Donc, la traduction est intimement liée au mouvement global de la mondialisation. Elle est à la fois le vecteur et le produit de ce mouvement. La communauté internationale est plus que jamais consciente des enjeux économiques, politiques, scientifiques, culturels et notamment civilisationnels liés à la traduction.
Aperçu historique de la traduction

L'histoire de la traduction a fait l'objet de nombreuses études, à la fois à l'échelle de chaque pays et à l'échelle européenne. Même si la majorité des études ont été publiées en anglais, une large place a été faite à la tradition française et à la tradition allemande de la traduction. Face à la multiplication des études spécifiques et générales, l'histoire de la traduction apparaît de plus en plus comme un genre à part entière au sein de la traductologie, avec ses courants et ses méthodes propres.
Sommairement, il est possible de distinguer plusieurs perspectives d'études historiques : certains font l'histoire de la traduction en tant que pratique, par opposition à l'histoire de la traduction en tant que réflexion théorique.D'autres s'appuient sur la vie et l'œuvre des traducteurs pour retracer l'histoire de la traduction, par opposition à ceux qui étudient les traités et les préfaces qui précédent les traductions pour décrire une certaine évolution historique.
D'autres écrivent l'histoire de la traduction en la reliant à son contexte sociopolitique, par opposition à ceux qui la décrivent comme activité universelle et communément pratiquée dans toutes les langues et dans toutes les cultures. Ainsi par exemple, la traduction dans le monde moderne (1956) d'Edmond Cary présente surtout des faits concernant les traducteurs et les traductions tout au long de l'histoire. En revanche, After Babel (1975) de Georges Steiner s'intéresse davantage aux théories de la traduction à diverses époques. André Lefevere(1977) a proposé une anthologie des essais allemands sur la traduction, tandis que Paul Horguelin (1981) s'est limité au domaine français.
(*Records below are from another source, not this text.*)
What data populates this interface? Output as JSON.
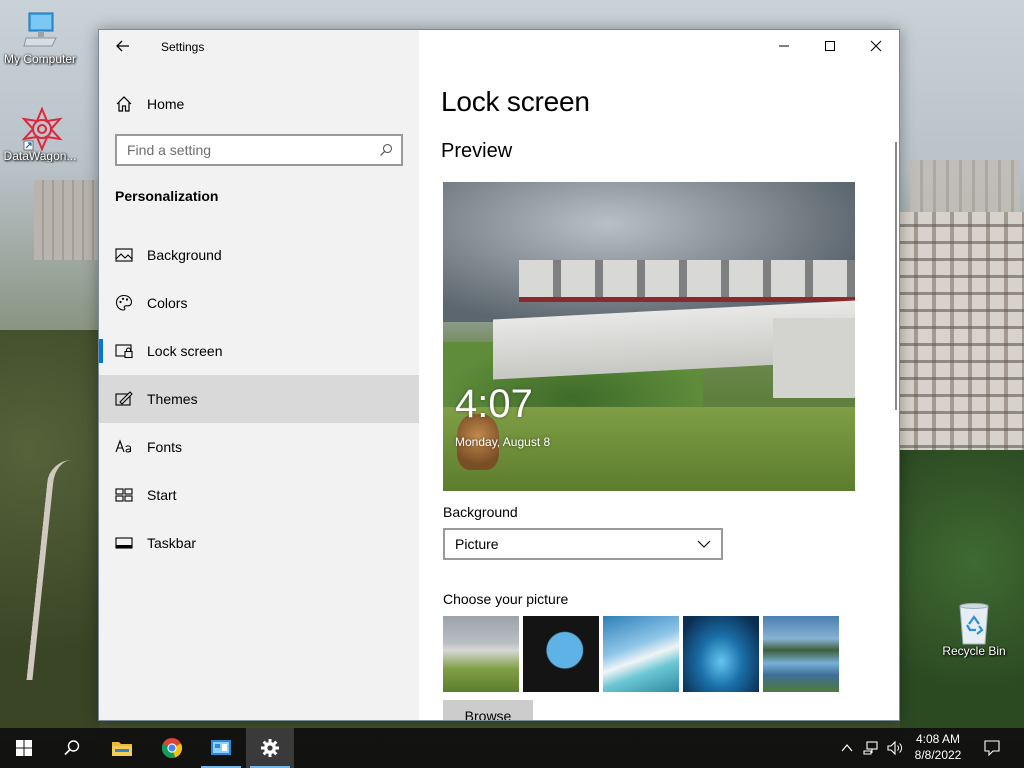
{
  "desktop": {
    "icons": [
      {
        "label": "My Computer"
      },
      {
        "label": "DataWagon..."
      },
      {
        "label": "Recycle Bin"
      }
    ]
  },
  "window": {
    "app_title": "Settings",
    "sidebar": {
      "home_label": "Home",
      "search_placeholder": "Find a setting",
      "section_title": "Personalization",
      "items": [
        {
          "label": "Background",
          "icon": "picture-icon"
        },
        {
          "label": "Colors",
          "icon": "palette-icon"
        },
        {
          "label": "Lock screen",
          "icon": "lock-screen-icon",
          "selected": true
        },
        {
          "label": "Themes",
          "icon": "themes-icon",
          "hovered": true
        },
        {
          "label": "Fonts",
          "icon": "fonts-icon"
        },
        {
          "label": "Start",
          "icon": "start-icon"
        },
        {
          "label": "Taskbar",
          "icon": "taskbar-icon"
        }
      ]
    },
    "content": {
      "page_title": "Lock screen",
      "preview_title": "Preview",
      "preview_time": "4:07",
      "preview_date": "Monday, August 8",
      "background_label": "Background",
      "background_value": "Picture",
      "choose_label": "Choose your picture",
      "browse_label": "Browse"
    }
  },
  "taskbar": {
    "clock_time": "4:08 AM",
    "clock_date": "8/8/2022"
  },
  "colors": {
    "accent": "#0078d7",
    "sidebar_bg": "#f2f2f2",
    "taskbar_bg": "#101010"
  }
}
Bref, l'histoire de la traduction apparait aujourd'hui comme une construction intellectuelle qui dépend largement de l'interprétation personnelle de l'historien. Loin de se limiter à l'énumération des faits et des personnages historiques, les traductologues ont tendance à s'approprier à leur manière certains faits et écrits jugés essentiels pour la traduction
Qu'est-ce que la traductologie ?

Le mot « traductologie » désigne littéralement la science (logos) de la traduction (traducto). Garnier (1985 : 13) insiste sur la question de la dénomination : « les dénominations globales que l'on donne aux études dont l'objet est la traduction sont variables : outre théorie de la traduction, on rencontre également science de la traduction ou encore traductologie ».
Il est utile de préciser que « science de la traduction » est l'équivalent communément admis de l'anglais « Translation Studies » qui désigne le vaste domaine des études sur la traduction dans le monde anglo-saxon. Ainsi, Bassnett (1982) estime que la traductologie est l'étude de production et la description des traductions.
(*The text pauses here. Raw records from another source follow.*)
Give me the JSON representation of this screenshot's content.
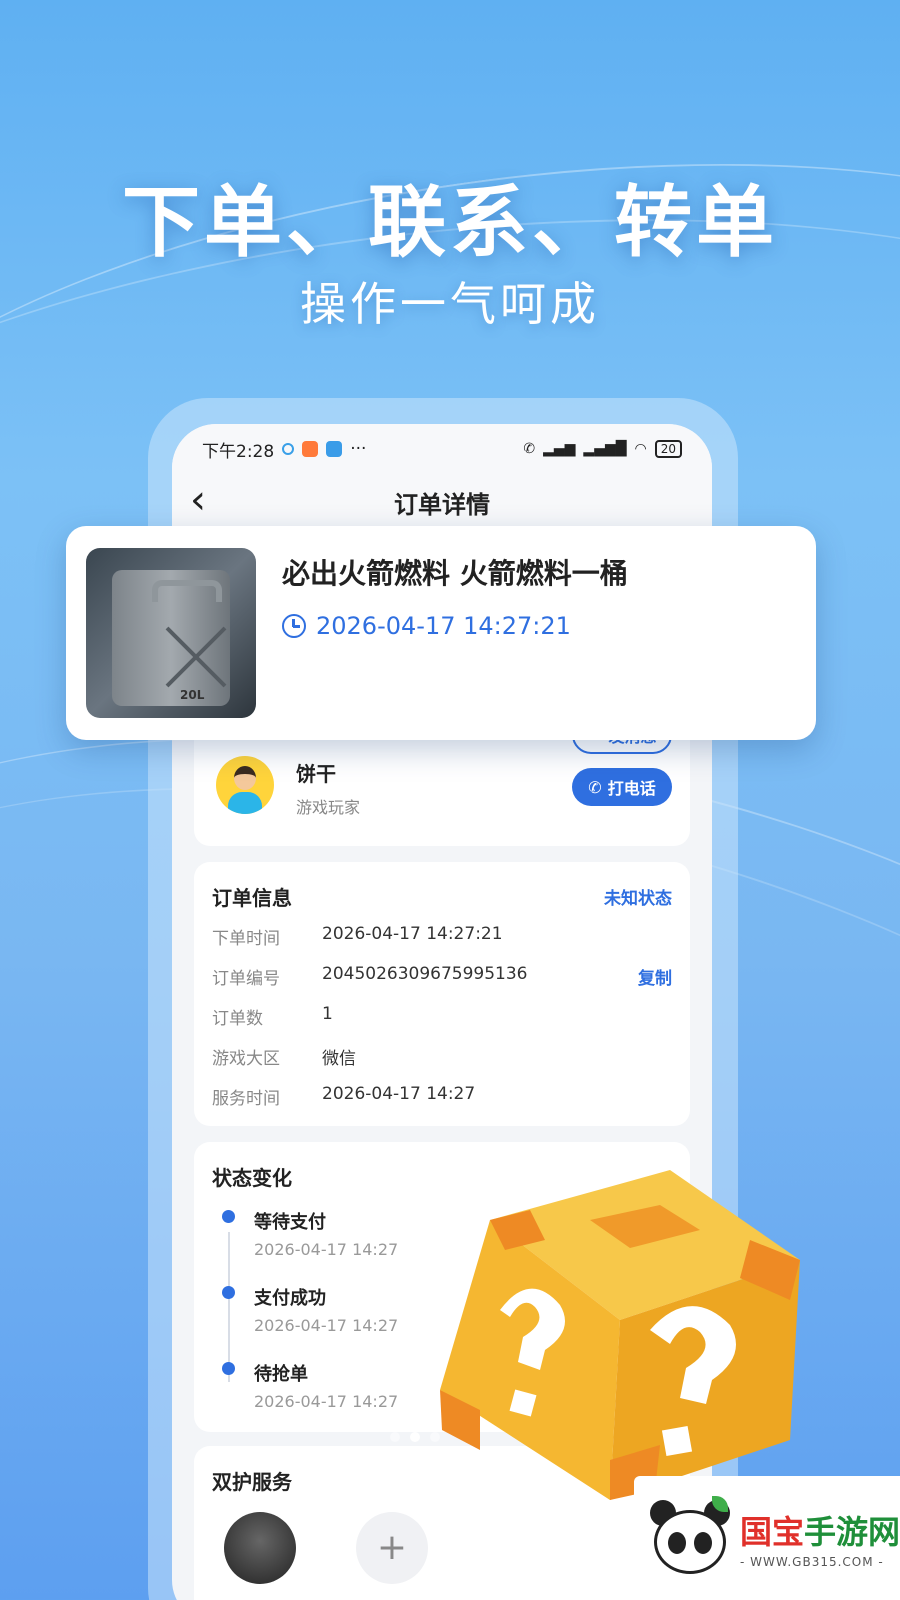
{
  "hero": {
    "title": "下单、联系、转单",
    "subtitle": "操作一气呵成"
  },
  "status_bar": {
    "time": "下午2:28",
    "more": "···",
    "battery": "20"
  },
  "nav": {
    "back": "‹",
    "title": "订单详情"
  },
  "product": {
    "title": "必出火箭燃料 火箭燃料一桶",
    "time": "2026-04-17 14:27:21",
    "image_text": "20L"
  },
  "contact": {
    "name": "饼干",
    "role": "游戏玩家",
    "message_button": "发消息",
    "call_button": "打电话"
  },
  "order_info": {
    "title": "订单信息",
    "status": "未知状态",
    "rows": [
      {
        "label": "下单时间",
        "value": "2026-04-17 14:27:21"
      },
      {
        "label": "订单编号",
        "value": "2045026309675995136"
      },
      {
        "label": "订单数",
        "value": "1"
      },
      {
        "label": "游戏大区",
        "value": "微信"
      },
      {
        "label": "服务时间",
        "value": "2026-04-17 14:27"
      }
    ],
    "copy_label": "复制"
  },
  "status_change": {
    "title": "状态变化",
    "items": [
      {
        "label": "等待支付",
        "time": "2026-04-17 14:27"
      },
      {
        "label": "支付成功",
        "time": "2026-04-17 14:27"
      },
      {
        "label": "待抢单",
        "time": "2026-04-17 14:27"
      }
    ]
  },
  "guard_service": {
    "title": "双护服务",
    "add_symbol": "+"
  },
  "watermark": {
    "name_red": "国宝",
    "name_green": "手游网",
    "url": "- WWW.GB315.COM -"
  },
  "colors": {
    "accent": "#2f6fe0",
    "background_top": "#5fb0f2",
    "box_gold": "#f5b731"
  }
}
En réalité la traductologie est la discipline qui étudie à la fois la théorie et la pratique de la traduction sous toutes ses formes, verbales et non verbales. Aussi l'objet de la traductologie est bien la traduction dans toutes ses manifestations. Qu'il s'agisse de traduction orale ou écrite, générale ou spécialisée. Même si elle a été envisagée jusqu'ici comme une branche de la traductologie, la « théorie de la traduction » se confond en réalité avec la pratique du traducteur.
Il est utile d'aborder la traductologie au sein d'une épistémologie générale car cela permet de la situer parmi les autres disciplines, avant d'envisager une épistémologie qui lui est spécifique. La traductologie est traditionnellement classée parmi les sciences humaines et elle est souvent considérée comme une science du langage.
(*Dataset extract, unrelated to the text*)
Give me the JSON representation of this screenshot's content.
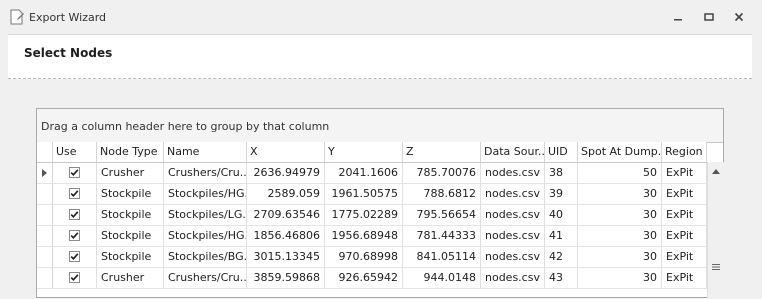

En tant que « science de l'homme », la traductologie doit prendre en considération des facteurs extérieurs qui ne relèvent pas proprement de l'objet produit (le texte) .Elle doit tenir toujours compte du contexte, c'est-à-dire, des phénomènes historiques, sociaux, psychologiques et politiques qui déterminent l'activité de traduction. De ce point de vue, il existe une socio-traductologie et une psycho-traductologie à toute étude sur la traduction.
La traductologie est d'essence interdisciplinaire parce qu'elle cherche à appréhender la globalité du phénomène traductionnel. Il n'est pas étonnant qu'elle ait besoin de nombreux moyens d'investigation empruntés à d'autres disciplines pour traiter la totalité de son objet protéiforme.
La spécificité de la traductologie réside dans son empirisme : l'homme a de tout temps pratiqué la traduction, mais il ne l'a pas toujours théorisée. Il s'ensuit que la traductologie est aujourd'hui fondée sur l'empirisme, c'est-à-dire, sur la pratique traductionnelle et sur l'observation des faits de traduction. Elle a acquis son autonomie en s'intéressant d'abord aux phénomènes traductionnels tels qu'on peut l'observer à travers des textes traduits.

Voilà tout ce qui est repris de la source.